It’s been more than eighty years since Doughten Cramer was a student at Black Mountain College. The school is long closed, the landscape has certainly changed. And yet, every time I set foot on Black Mountain College’s former Lake Eden campus, I share that same feeling. I become sensitive to everything. But despite the visceral effect of this specific place on a wide range of students, faculty, and even the subsequent admirers of the school that tour Lake Eden today, the importance of environmental stewardship and reverence at the College are often footnotes in its history.
This is at least in part due to the awe that even a partial list of students and faculty inspires. Between 1933 and 1957, Josef Albers, Anni Albers, Ruth Asawa, John Cage, Merce Cunningham, Robert Creeley, Robert Duncan, Buckminster Fuller, Charles Olson, Elaine de Kooning, Willem de Kooning, Gwendolyn Lawrence, Jacob Lawrence, Kenneth Noland, Barbara Morgan, Robert Rauschenberg, Cy Twombly, Susan Weil, Jonathan Williams, and Marion Post Wolcott attended or taught at Black Mountain College. Many of these artists are now part of the canon of American art and literature, and it is often the knowledge that many of them lived and worked together in the same place that sparks curiosity about the school.

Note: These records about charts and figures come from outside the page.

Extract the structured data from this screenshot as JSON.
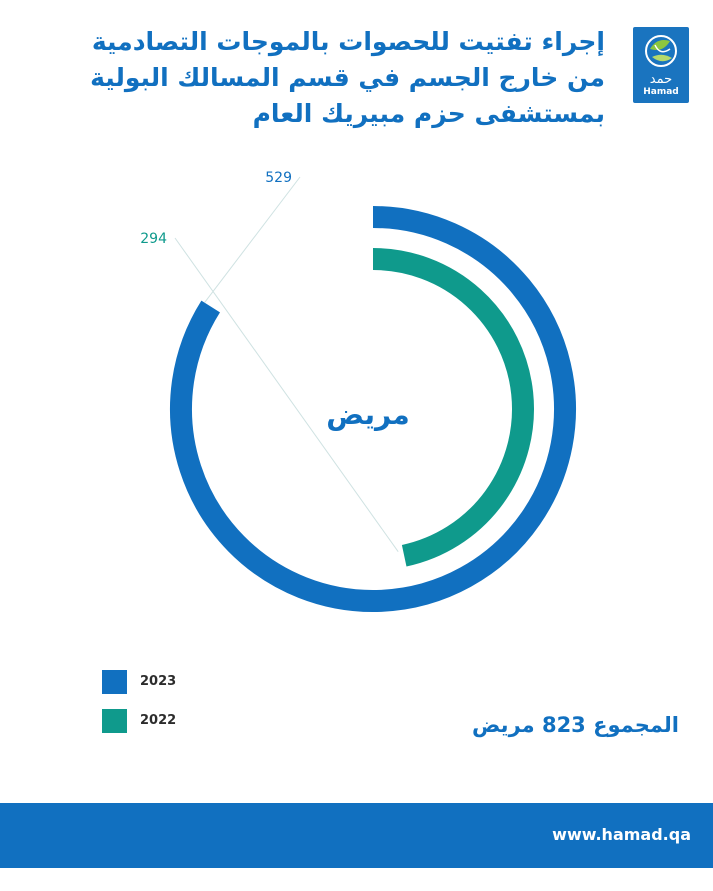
{
  "header": {
    "title_lines": [
      "إجراء تفتيت للحصوات بالموجات التصادمية",
      "من خارج الجسم في قسم المسالك البولية",
      "بمستشفى حزم مبيريك العام"
    ]
  },
  "logo": {
    "arabic": "حمد",
    "english": "Hamad"
  },
  "chart_data": {
    "type": "radial-bar",
    "center_label": "مريض",
    "series": [
      {
        "name": "2023",
        "value": 529,
        "color": "#1170c0"
      },
      {
        "name": "2022",
        "value": 294,
        "color": "#0f9a8c"
      }
    ]
  },
  "total": "المجموع 823 مريض",
  "footer": {
    "url": "www.hamad.qa"
  }
}
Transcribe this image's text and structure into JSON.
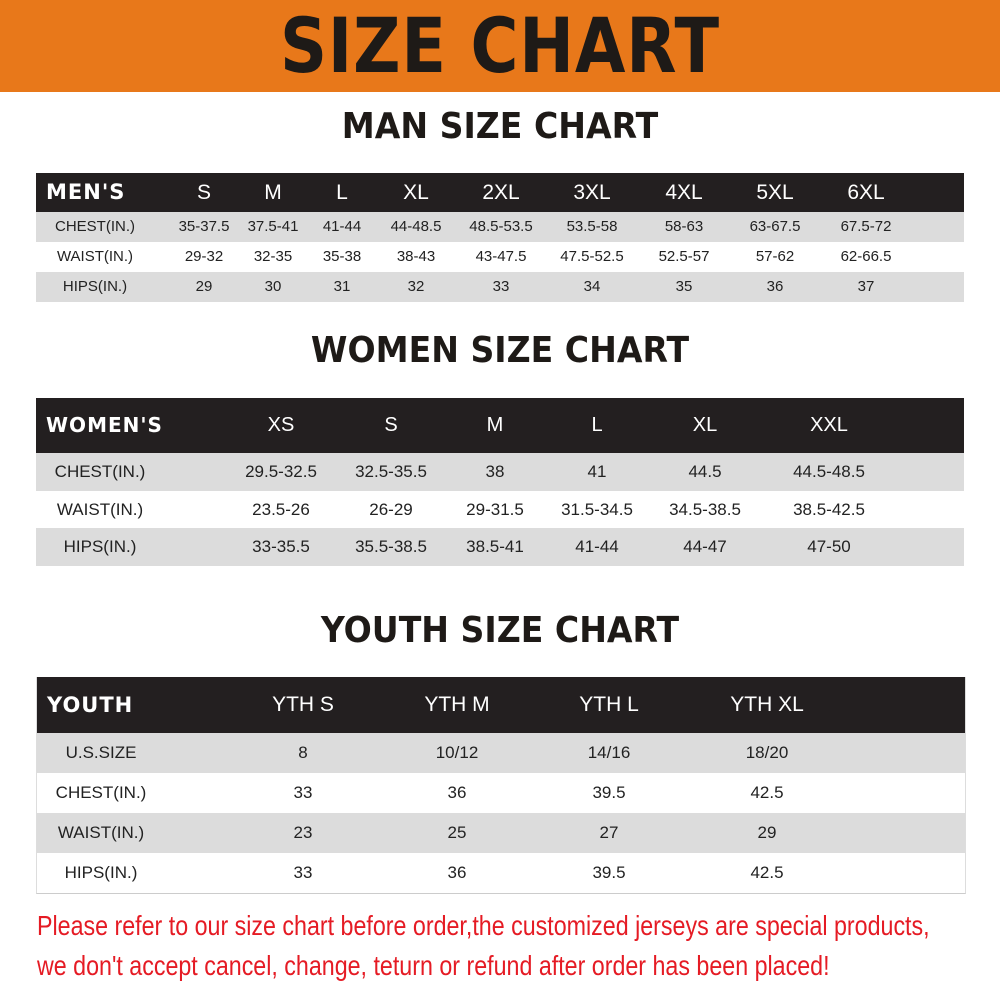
{
  "banner_title": "SIZE CHART",
  "colors": {
    "banner": "#E8781A",
    "header": "#231f20",
    "stripe": "#dcdcdc",
    "note": "#e51b24"
  },
  "men": {
    "title": "MAN SIZE CHART",
    "header": [
      "MEN'S",
      "S",
      "M",
      "L",
      "XL",
      "2XL",
      "3XL",
      "4XL",
      "5XL",
      "6XL"
    ],
    "rows": [
      [
        "CHEST(IN.)",
        "35-37.5",
        "37.5-41",
        "41-44",
        "44-48.5",
        "48.5-53.5",
        "53.5-58",
        "58-63",
        "63-67.5",
        "67.5-72"
      ],
      [
        "WAIST(IN.)",
        "29-32",
        "32-35",
        "35-38",
        "38-43",
        "43-47.5",
        "47.5-52.5",
        "52.5-57",
        "57-62",
        "62-66.5"
      ],
      [
        "HIPS(IN.)",
        "29",
        "30",
        "31",
        "32",
        "33",
        "34",
        "35",
        "36",
        "37"
      ]
    ]
  },
  "women": {
    "title": "WOMEN SIZE CHART",
    "header": [
      "WOMEN'S",
      "XS",
      "S",
      "M",
      "L",
      "XL",
      "XXL"
    ],
    "rows": [
      [
        "CHEST(IN.)",
        "29.5-32.5",
        "32.5-35.5",
        "38",
        "41",
        "44.5",
        "44.5-48.5"
      ],
      [
        "WAIST(IN.)",
        "23.5-26",
        "26-29",
        "29-31.5",
        "31.5-34.5",
        "34.5-38.5",
        "38.5-42.5"
      ],
      [
        "HIPS(IN.)",
        "33-35.5",
        "35.5-38.5",
        "38.5-41",
        "41-44",
        "44-47",
        "47-50"
      ]
    ]
  },
  "youth": {
    "title": "YOUTH SIZE CHART",
    "header": [
      "YOUTH",
      "YTH S",
      "YTH M",
      "YTH L",
      "YTH XL"
    ],
    "rows": [
      [
        "U.S.SIZE",
        "8",
        "10/12",
        "14/16",
        "18/20"
      ],
      [
        "CHEST(IN.)",
        "33",
        "36",
        "39.5",
        "42.5"
      ],
      [
        "WAIST(IN.)",
        "23",
        "25",
        "27",
        "29"
      ],
      [
        "HIPS(IN.)",
        "33",
        "36",
        "39.5",
        "42.5"
      ]
    ]
  },
  "note": {
    "line1": "Please refer to our size chart before order,the customized jerseys are special products,",
    "line2": "we don't accept cancel, change, teturn or refund after order has been placed!"
  }
}
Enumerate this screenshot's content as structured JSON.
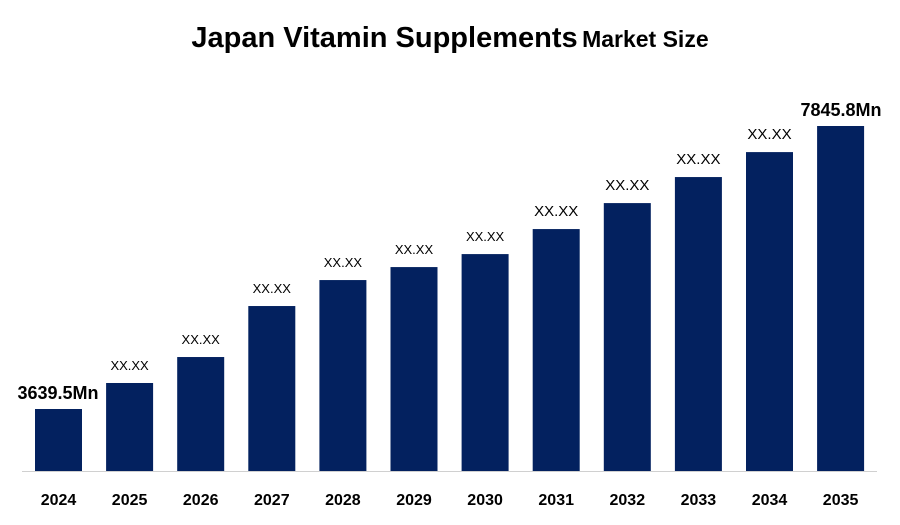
{
  "chart_data": {
    "type": "bar",
    "title": "Japan Vitamin Supplements",
    "subtitle": "Market Size",
    "xlabel": "",
    "ylabel": "",
    "categories": [
      "2024",
      "2025",
      "2026",
      "2027",
      "2028",
      "2029",
      "2030",
      "2031",
      "2032",
      "2033",
      "2034",
      "2035"
    ],
    "values": [
      3639.5,
      4026,
      4412,
      5170,
      5556,
      5749,
      5942,
      6314,
      6700,
      7087,
      7458,
      7845.8
    ],
    "data_labels": [
      "3639.5Mn",
      "XX.XX",
      "XX.XX",
      "XX.XX",
      "XX.XX",
      "XX.XX",
      "XX.XX",
      "XX.XX",
      "XX.XX",
      "XX.XX",
      "XX.XX",
      "7845.8Mn"
    ],
    "ylim": [
      2718,
      7845.8
    ],
    "grid": false,
    "legend": "none",
    "bar_color": "#03215F"
  }
}
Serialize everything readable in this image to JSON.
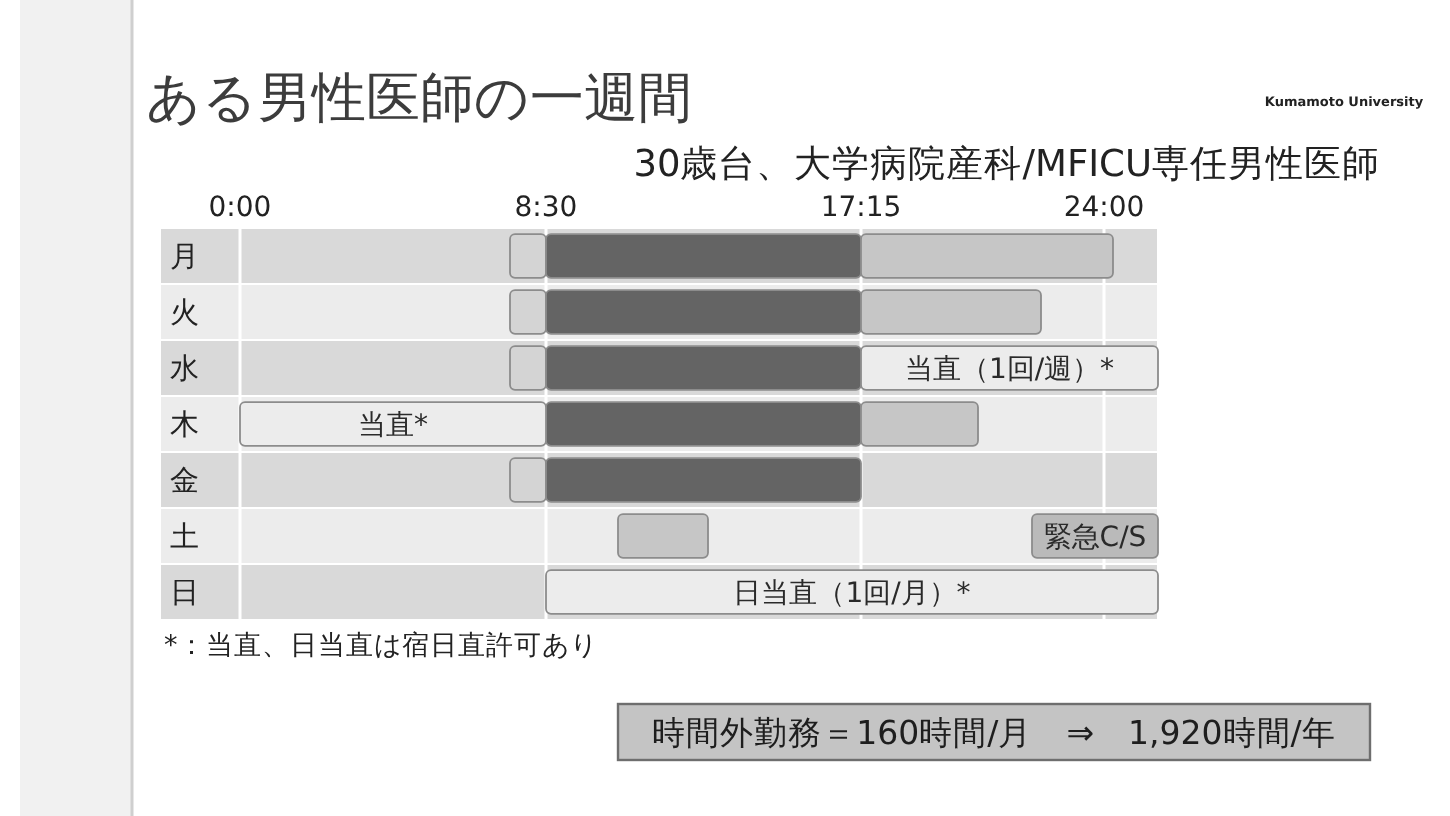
{
  "chart_data": {
    "type": "bar",
    "orientation": "horizontal",
    "title": "ある男性医師の一週間",
    "subtitle": "30歳台、大学病院産科/MFICU専任男性医師",
    "categories": [
      "月",
      "火",
      "水",
      "木",
      "金",
      "土",
      "日"
    ],
    "series": [
      {
        "color": "#d4d4d4",
        "base": [
          7.5,
          7.5,
          7.5,
          null,
          7.5,
          null,
          null
        ],
        "values": [
          1,
          1,
          1,
          null,
          1,
          null,
          null
        ]
      },
      {
        "color": "#646464",
        "base": [
          8.5,
          8.5,
          8.5,
          8.5,
          8.5,
          null,
          null
        ],
        "values": [
          8.75,
          8.75,
          8.75,
          8.75,
          8.75,
          null,
          null
        ]
      },
      {
        "color": "#c6c6c6",
        "base": [
          17.25,
          17.25,
          null,
          17.25,
          null,
          10.5,
          null
        ],
        "values": [
          7,
          5,
          null,
          3.25,
          null,
          2.5,
          null
        ]
      },
      {
        "color": "#ececec",
        "base": [
          null,
          null,
          17.25,
          0,
          null,
          null,
          8.5
        ],
        "values": [
          null,
          null,
          8.25,
          8.5,
          null,
          null,
          17
        ]
      },
      {
        "color": "#bababa",
        "base": [
          null,
          null,
          null,
          null,
          null,
          22,
          null
        ],
        "values": [
          null,
          null,
          null,
          null,
          null,
          3.5,
          null
        ]
      }
    ],
    "xlim": [
      0,
      25.5
    ],
    "xticks": [
      {
        "value": 0,
        "label": "0:00"
      },
      {
        "value": 8.5,
        "label": "8:30"
      },
      {
        "value": 17.25,
        "label": "17:15"
      },
      {
        "value": 24,
        "label": "24:00"
      }
    ],
    "grid": "x",
    "annotations": [
      {
        "text": "当直（1回/週）*",
        "x": 21.375,
        "y": "水"
      },
      {
        "text": "当直*",
        "x": 4.25,
        "y": "木"
      },
      {
        "text": "緊急C/S",
        "x": 23.75,
        "y": "土"
      },
      {
        "text": "日当直（1回/月）*",
        "x": 17,
        "y": "日"
      },
      "*：当直、日当直は宿日直許可あり",
      "時間外勤務＝160時間/月　⇒　1,920時間/年",
      "Kumamoto University"
    ]
  }
}
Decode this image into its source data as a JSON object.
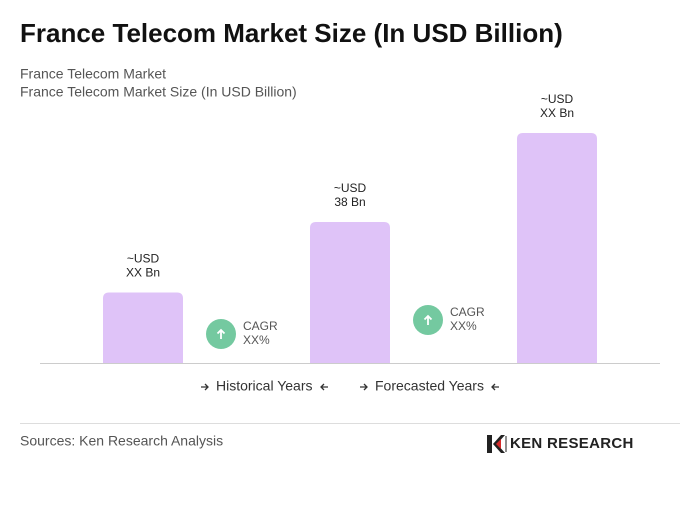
{
  "chart_data": {
    "type": "bar",
    "title": "France Telecom Market Size (In USD Billion)",
    "subtitles": [
      "France Telecom Market",
      "France Telecom Market Size (In USD Billion)"
    ],
    "categories": [
      null,
      null,
      null
    ],
    "values": [
      19,
      38,
      62
    ],
    "value_labels": [
      [
        "~USD",
        "XX Bn"
      ],
      [
        "~USD",
        "38 Bn"
      ],
      [
        "~USD",
        "XX Bn"
      ]
    ],
    "color": "#dfc3f8",
    "cagr_labels": [
      [
        "CAGR",
        "XX%"
      ],
      [
        "CAGR",
        "XX%"
      ]
    ],
    "cagr_color": "#74c9a0",
    "legend": [
      "Historical Years",
      "Forecasted Years"
    ],
    "source": "Sources: Ken Research Analysis",
    "logo": "KEN RESEARCH"
  }
}
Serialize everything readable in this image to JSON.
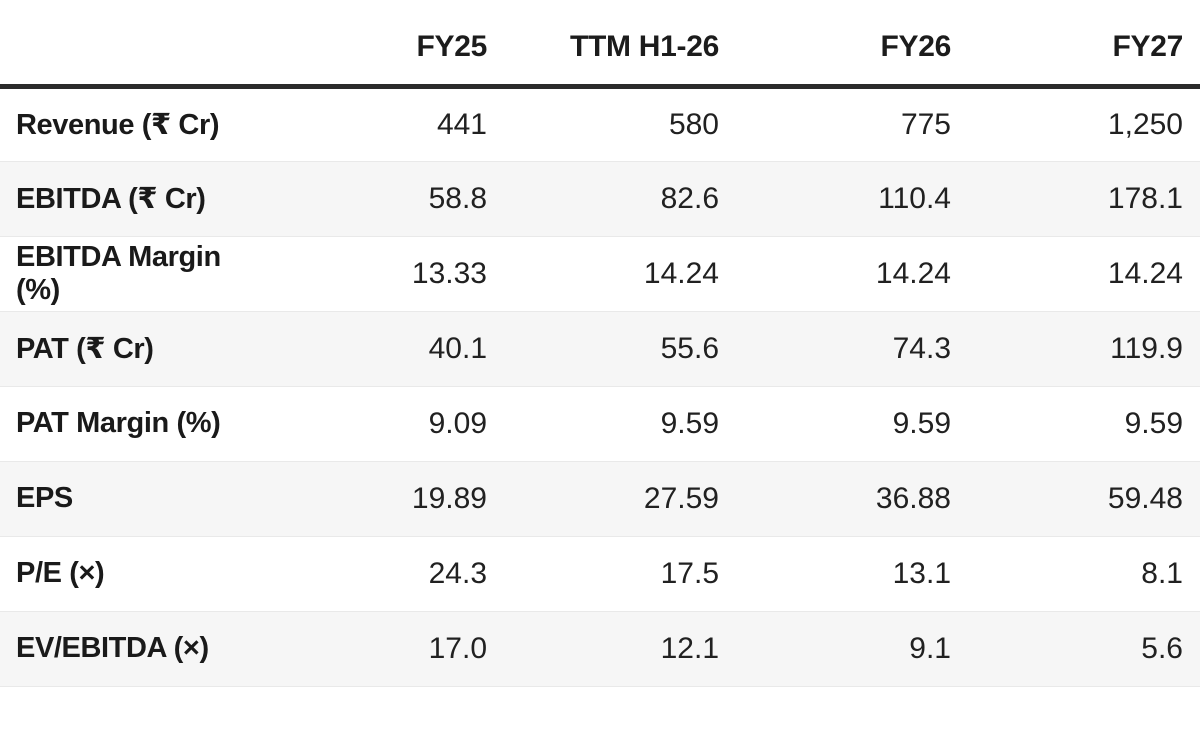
{
  "table": {
    "columns": [
      "FY25",
      "TTM H1-26",
      "FY26",
      "FY27"
    ],
    "rows": [
      {
        "label": "Revenue (₹ Cr)",
        "values": [
          "441",
          "580",
          "775",
          "1,250"
        ]
      },
      {
        "label": "EBITDA (₹ Cr)",
        "values": [
          "58.8",
          "82.6",
          "110.4",
          "178.1"
        ]
      },
      {
        "label": "EBITDA Margin (%)",
        "values": [
          "13.33",
          "14.24",
          "14.24",
          "14.24"
        ]
      },
      {
        "label": "PAT (₹ Cr)",
        "values": [
          "40.1",
          "55.6",
          "74.3",
          "119.9"
        ]
      },
      {
        "label": "PAT Margin (%)",
        "values": [
          "9.09",
          "9.59",
          "9.59",
          "9.59"
        ]
      },
      {
        "label": "EPS",
        "values": [
          "19.89",
          "27.59",
          "36.88",
          "59.48"
        ]
      },
      {
        "label": "P/E (×)",
        "values": [
          "24.3",
          "17.5",
          "13.1",
          "8.1"
        ]
      },
      {
        "label": "EV/EBITDA (×)",
        "values": [
          "17.0",
          "12.1",
          "9.1",
          "5.6"
        ]
      }
    ]
  },
  "colors": {
    "background": "#ffffff",
    "stripe": "#f6f6f6",
    "row_divider": "#e9e9e9",
    "header_border": "#2b2b2b",
    "header_text": "#1c1c1c",
    "label_text": "#1a1a1a",
    "value_text": "#212121"
  },
  "chart_data": {
    "type": "table",
    "columns": [
      "",
      "FY25",
      "TTM H1-26",
      "FY26",
      "FY27"
    ],
    "rows": [
      [
        "Revenue (₹ Cr)",
        441,
        580,
        775,
        1250
      ],
      [
        "EBITDA (₹ Cr)",
        58.8,
        82.6,
        110.4,
        178.1
      ],
      [
        "EBITDA Margin (%)",
        13.33,
        14.24,
        14.24,
        14.24
      ],
      [
        "PAT (₹ Cr)",
        40.1,
        55.6,
        74.3,
        119.9
      ],
      [
        "PAT Margin (%)",
        9.09,
        9.59,
        9.59,
        9.59
      ],
      [
        "EPS",
        19.89,
        27.59,
        36.88,
        59.48
      ],
      [
        "P/E (×)",
        24.3,
        17.5,
        13.1,
        8.1
      ],
      [
        "EV/EBITDA (×)",
        17.0,
        12.1,
        9.1,
        5.6
      ]
    ],
    "title": "",
    "layout_hints": {
      "zebra_striping": "even rows light gray",
      "value_alignment": "right",
      "label_alignment": "left",
      "header_separator": "thick dark rule"
    }
  }
}
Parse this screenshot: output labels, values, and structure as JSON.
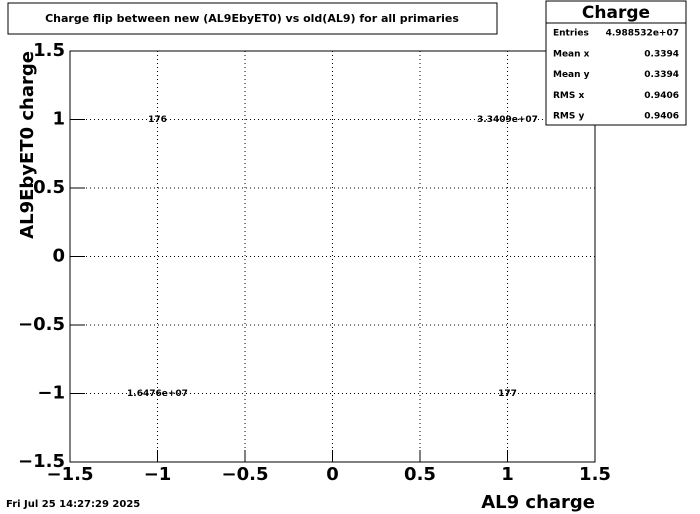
{
  "chart_data": {
    "type": "histogram2d",
    "title": "Charge flip between new (AL9EbyET0) vs old(AL9) for all primaries",
    "xlabel": "AL9 charge",
    "ylabel": "AL9EbyET0 charge",
    "x": [
      -1,
      1,
      -1,
      1
    ],
    "y": [
      1,
      1,
      -1,
      -1
    ],
    "values": [
      176,
      33409000,
      16476000,
      177
    ],
    "value_labels": [
      "176",
      "3.3409e+07",
      "1.6476e+07",
      "177"
    ],
    "xlim": [
      -1.5,
      1.5
    ],
    "ylim": [
      -1.5,
      1.5
    ],
    "xticks": [
      {
        "value": -1.5,
        "label": "−1.5"
      },
      {
        "value": -1,
        "label": "−1"
      },
      {
        "value": -0.5,
        "label": "−0.5"
      },
      0,
      0.5,
      1,
      1.5
    ],
    "yticks": [
      {
        "value": -1.5,
        "label": "−1.5"
      },
      {
        "value": -1,
        "label": "−1"
      },
      {
        "value": -0.5,
        "label": "−0.5"
      },
      0,
      0.5,
      1,
      1.5
    ],
    "grid": true,
    "stats": {
      "title": "Charge",
      "entries": [
        {
          "name": "Entries",
          "value": 49885320,
          "label": "4.988532e+07"
        },
        {
          "name": "Mean x",
          "value": 0.3394
        },
        {
          "name": "Mean y",
          "value": 0.3394
        },
        {
          "name": "RMS x",
          "value": 0.9406
        },
        {
          "name": "RMS y",
          "value": 0.9406
        }
      ]
    },
    "date": "Fri Jul 25 14:27:29 2025"
  }
}
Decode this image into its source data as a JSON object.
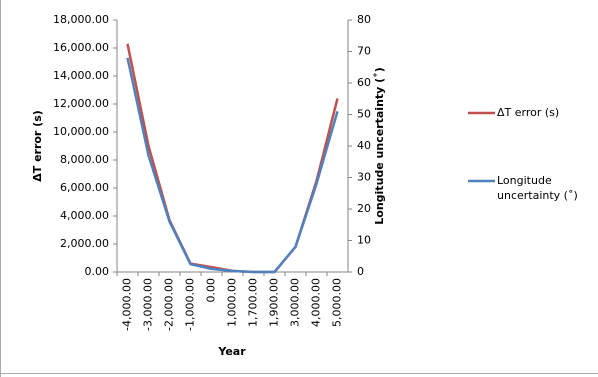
{
  "chart_data": {
    "type": "line",
    "x_label": "Year",
    "y_label": "ΔT error (s)",
    "y2_label": "Longitude uncertainty (˚)",
    "categories": [
      "-4,000.00",
      "-3,000.00",
      "-2,000.00",
      "-1,000.00",
      "0.00",
      "1,000.00",
      "1,700.00",
      "1,900.00",
      "3,000.00",
      "4,000.00",
      "5,000.00"
    ],
    "series": [
      {
        "name": "ΔT error (s)",
        "color": "#c0504d",
        "values": [
          16300,
          9000,
          3700,
          600,
          350,
          80,
          0,
          0,
          1800,
          6500,
          12400
        ]
      },
      {
        "name": "Longitude uncertainty (˚)",
        "color": "#4f81bd",
        "axis": "y2",
        "values": [
          68,
          37,
          16,
          2.5,
          1,
          0.3,
          0,
          0,
          8,
          28,
          51
        ]
      }
    ],
    "ylim": [
      0,
      18000
    ],
    "yticks": [
      {
        "value": 0,
        "label": "0.00"
      },
      {
        "value": 2000,
        "label": "2,000.00"
      },
      {
        "value": 4000,
        "label": "4,000.00"
      },
      {
        "value": 6000,
        "label": "6,000.00"
      },
      {
        "value": 8000,
        "label": "8,000.00"
      },
      {
        "value": 10000,
        "label": "10,000.00"
      },
      {
        "value": 12000,
        "label": "12,000.00"
      },
      {
        "value": 14000,
        "label": "14,000.00"
      },
      {
        "value": 16000,
        "label": "16,000.00"
      },
      {
        "value": 18000,
        "label": "18,000.00"
      }
    ],
    "y2lim": [
      0,
      80
    ],
    "y2ticks": [
      0,
      10,
      20,
      30,
      40,
      50,
      60,
      70,
      80
    ]
  }
}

This is how I first came to know about Black Mountain College. As a young artist from Virginia, the discovery of an experimental art school in North Carolina was meaningful. It proved that there was a path for artistic discovery that lay outside of the cultural centers of New York or Los Angeles, places which seemed all but inaccessible to me at the time. But in museums and art historical texts, it is the names of artists and their finished works that are foregrounded in descriptions of Black Mountain College. Their vast achievements are worthy of acclaim, to be sure, but such a discourse privileges the outcomes of the school and overlooks the time spent there, which is what the College actually valued most. Above all else, Black Mountain College prized process and experimentation. To quote Josef Albers, the first art teacher at the College, “We do not always create works of art, but rather experiments. It’s not our intention to fill museums, we are gathering experience.” And the experiences gathered at the College were a direct result of the convergence of place and pedagogy.2
In terms of place, the College was always situated in Black Mountain, North Carolina, a small town 16 miles east of the county seat of Asheville. This location, in the idyllic foothills of the Blue Ridge Mountains, provided space, seclusion, and beauty. In 1934, just a year after the founding of the College, photographs of the landscape dominated promotional materials. A pamphlet from 1934–35 titled “Views of and from the College” depicts the first temporary campus at the Blue Ridge Assembly YMCA. The brief text describes its proximity to the train line that ran from New York to Asheville. But the main feature is a fold-out panorama of the Great Craggy Mountains. With no description of the curriculum or faculty, it is clearly the environment that the College prized and would continue to promote throughout the life of the school.